Often I hear about how people say they don’t have time to write. Their full time job, family, pets, etc. get in the way. I understand, and there are times when I believe that I have to choose between writing and working. However, even though I work full time, maintain a blog, participate in a critique group (which means spending time working on other people’s writing), exercise, and deal with the unpredictable speed bumps life chucks in everyone’s path, I somehow manage to write.
How is it possible to spend time writing, when you don’t have time to write?
Fight through the Sludge
Don’t allow yourself time off from writing. It’s easy to let one day off grow to two days, three days…until the time snowballs into weeks and then months. On the last day of my writing master’s thesis class, my professor told us that, once we step out of the classroom, most of us will never write again. More specifically, my professor was talking about how we wouldn’t write the genre/type of writing we’d just spent years working on to culminate in a novel/short story collection.

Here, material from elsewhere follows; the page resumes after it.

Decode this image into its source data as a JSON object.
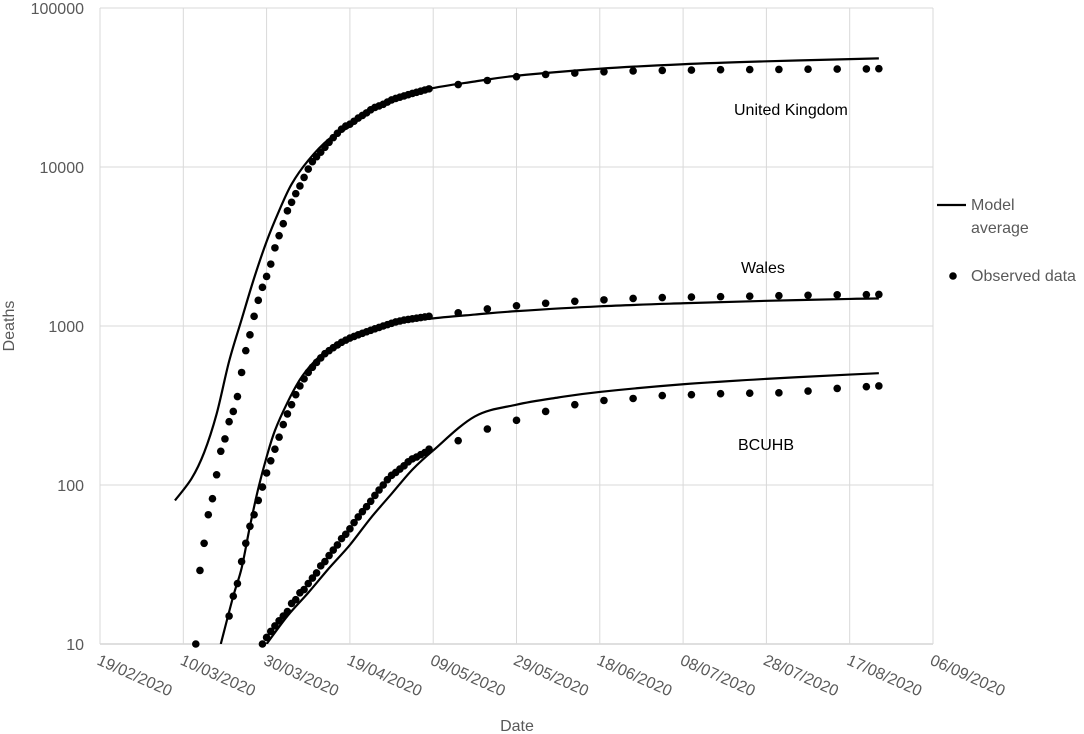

At first, I hadn’t believed my professor, but, after staying in contact with some of my classmates, I do. Many of them haven’t written anything creative since thesis…that was about 6 months ago, and, of those that have, they haven’t written much.
Their reason? Life got in the way.
Be Disciplined, Like a Samurai
Writing a novel or short story takes time and effort. Anyone who writes knows that it’s not easy. Writing is exhausting. It uses a lot of brain energy, and it can be easy to come home from a long work day and just want to veg. I’ve done it. But writing is a skill, and every skill takes discipline.
One of the best ways to become disciplined is to be motivated. Motivation commits you to writing. Maybe a specific character in your story encourages you to write, because you have to tell that character’s tale. Perhaps you’re in a writing group and you’ve got deadlines to meet. Perchance you’re the type of person who’s motivated by visual stimuli. Create a writing space that you have to pass by on a daily basis. You could tape motivational quotes and pictures to the wall above your space.
Remember, as Robert Collier said, “Success is the sum of small efforts, repeated day in and day out.”
If you still think you never have time to write, here are some writers that became famous authors, while working full-time:
Anne Rice
Anne Rice wrote Interview with the Vampire, when she worked full-time as an insurance claims examiner and while she was grieving over the death of her 5 year old daughter.
Lewis Carroll
Lewis Carroll penned Alice’s Adventures in Wonderland, while working. He continued to work, even as he became famous and earned enough money writing to be a full-time author. He taught at Christ Church until late in life, as well as being a mathematician and a photographer.
Bram Stoker
Bram Stoker worked as a civil servant at Dublin Castle for 10 years, while writing for the newspaper the Dublin Evening Mail. He went on to manage Sir Henry Irving’s production company/venue: the Lyceum Theatre. While working as the company’s manager, he wrote and had published his first horror story, and eventually published his most famous work Dracula in 1897. Stoker worked as Lyceum’s manager for about 30 years.
(Photo courtesy of Tony.)
Right now I’m busily cranking out art for a show in the spring, so it’s hard to want to write. But I force myself to sit down for (at least) an hour each day just to keep the story moving.
That’s amazing. You’re doing better than me at the moment. I’ll have to take my own advice!
That’s always hard to do! 😜😜😜
What you say is so true, writing requires exercise and is rather like walking … one step at a time. What is NOT easy is picking up on creative writing (especially a short story, I find) when one is interrupted by ‘life getting in the way’. Writing is a lonely business so, good on you for being able to make time for it every day!
So true. When you step away from your work for a bit, you have to get reacquainted with it before you get back into the groove.